– Евгений, говорите проще, не будоражьте ребёнка, – просила мама. – У него и без того в голове тернии – колючие заросли. Вообще сплошная каша!
– Маслом не испортишь, – возражал генерал. – С детских лет – холодный душ да меткое крылатое слово!
Впервые услыхал я о крылатых словах, и сразу представил, как они, подобно гусе-лебединым стаям, летают по небу, садятся на деревья и вьют порою гнёзда, из которых выпархивают маленькие крылатые словечки. Стоит произнести и – ф-р-р-р! – взлетели. Так захотелось приручить их, чтобы выпускать, когда вздумается, как голубей из голубятни. И вот что любопытно – именно тут мне и попалась под руку взъерошенная, как драчливый воробей, книжица, где крылатые слова сидели по алфавиту, точно в клетке, изобильно, будто на птичьем дворе. Уже через пару дней я беседовал с генералом на равных.
– Пришёл! – объявил он от дверей. – Увидел-победил!
– Лиха беда начало! – подхватил я. – Мозоль не пуля, а с ног валит!
– Так точно, – растерялся Бочкин и сказал неуверенно. – Из искры возгорится пламя.
– От малой искры большой пожар бывает. И то бывает, что овца волка съедает, – шпарил я без заминки. – Кто не окопается, тот пуль нахватается.
Мои слова были явно складнее и звонче генеральских, как мелкие певчие птички в сравнении, к примеру, с индюками. Он, ещё не желая сдаваться, поглядел на испуганную тётю:
– О чём шумите вы, народные витии? Откуда эта песня песней, Мусьен?
– По щучьему веленью, – залепетала невпопад тётя, оттесняя меня из прихожей, – по моему хотению.
Крылатые слова кружились над моей головой плотной стаей, как вороньё по осени.

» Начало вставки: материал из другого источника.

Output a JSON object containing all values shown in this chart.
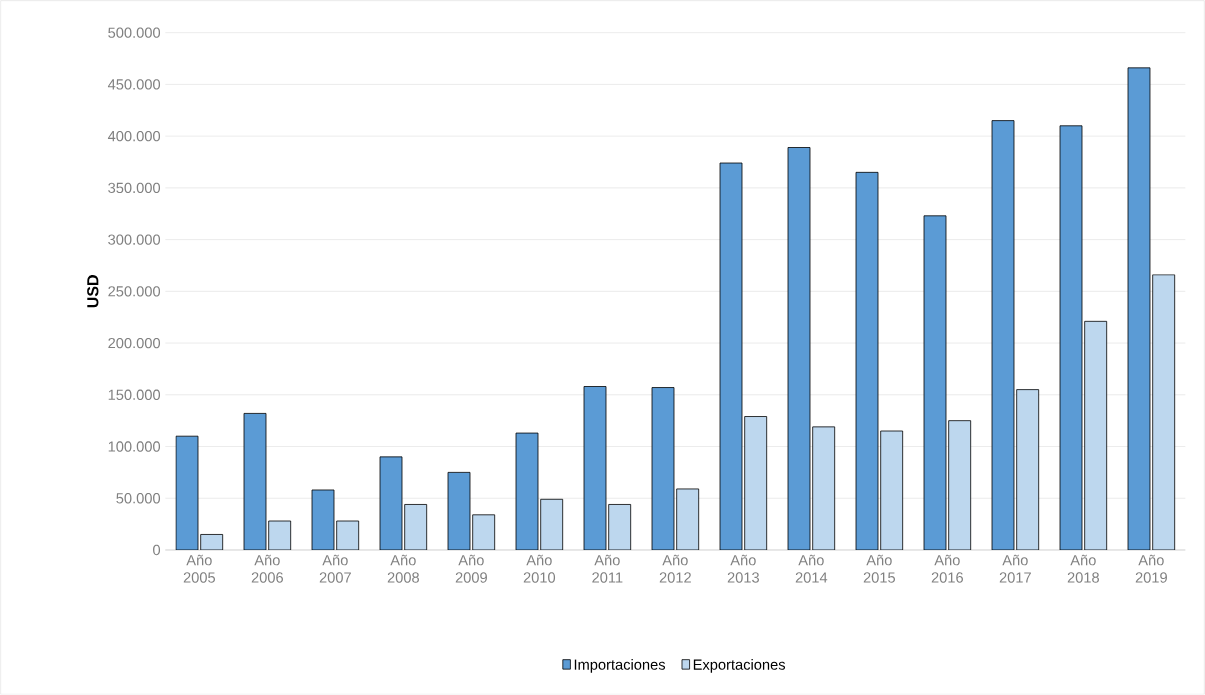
{
  "chart_data": {
    "type": "bar",
    "ylabel": "USD",
    "categories": [
      "Año 2005",
      "Año 2006",
      "Año 2007",
      "Año 2008",
      "Año 2009",
      "Año 2010",
      "Año 2011",
      "Año 2012",
      "Año 2013",
      "Año 2014",
      "Año 2015",
      "Año 2016",
      "Año 2017",
      "Año 2018",
      "Año 2019"
    ],
    "series": [
      {
        "name": "Importaciones",
        "color": "#5b9bd5",
        "values": [
          110000,
          132000,
          58000,
          90000,
          75000,
          113000,
          158000,
          157000,
          374000,
          389000,
          365000,
          323000,
          415000,
          410000,
          466000
        ]
      },
      {
        "name": "Exportaciones",
        "color": "#bdd7ee",
        "values": [
          15000,
          28000,
          28000,
          44000,
          34000,
          49000,
          44000,
          59000,
          129000,
          119000,
          115000,
          125000,
          155000,
          221000,
          266000
        ]
      }
    ],
    "ylim": [
      0,
      500000
    ],
    "yticks": [
      0,
      {
        "value": 50000,
        "label": "50.000"
      },
      {
        "value": 100000,
        "label": "100.000"
      },
      {
        "value": 150000,
        "label": "150.000"
      },
      {
        "value": 200000,
        "label": "200.000"
      },
      {
        "value": 250000,
        "label": "250.000"
      },
      {
        "value": 300000,
        "label": "300.000"
      },
      {
        "value": 350000,
        "label": "350.000"
      },
      {
        "value": 400000,
        "label": "400.000"
      },
      {
        "value": 450000,
        "label": "450.000"
      },
      {
        "value": 500000,
        "label": "500.000"
      }
    ],
    "grid": "y",
    "legend": "bottom"
  }
}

– Любит дед чужой обед! Законною женою будь доволен и одною! Ешь с голоду, а люби смолоду!
– На что он намекает?! – побледнел вдруг Евгений Бочкин. – Час разлуки, час свиданья. Пришли, понюхали и пошли прочь… Извините, умываю руки. – Он поклонился и бежал с поля боя в туалет.
Меня тут же отправили делать уроки. Однако я слышал, как генерал приговаривал в гостиной:
– Посеешь ветер – пожнёшь бурю!
С тех пор он всё реже появлялся на пороге.
– Знаешь, поступай в военное училище, – сказал мне однажды. – Мой сынок, на что балбес, а уже полковник.
И это были подлинные генеральские слова, окрылевшие со временем.
А я никак не мог остановиться – гроздья крылатых слов висели на языке, заклёвывая насмерть любое обыкновенное.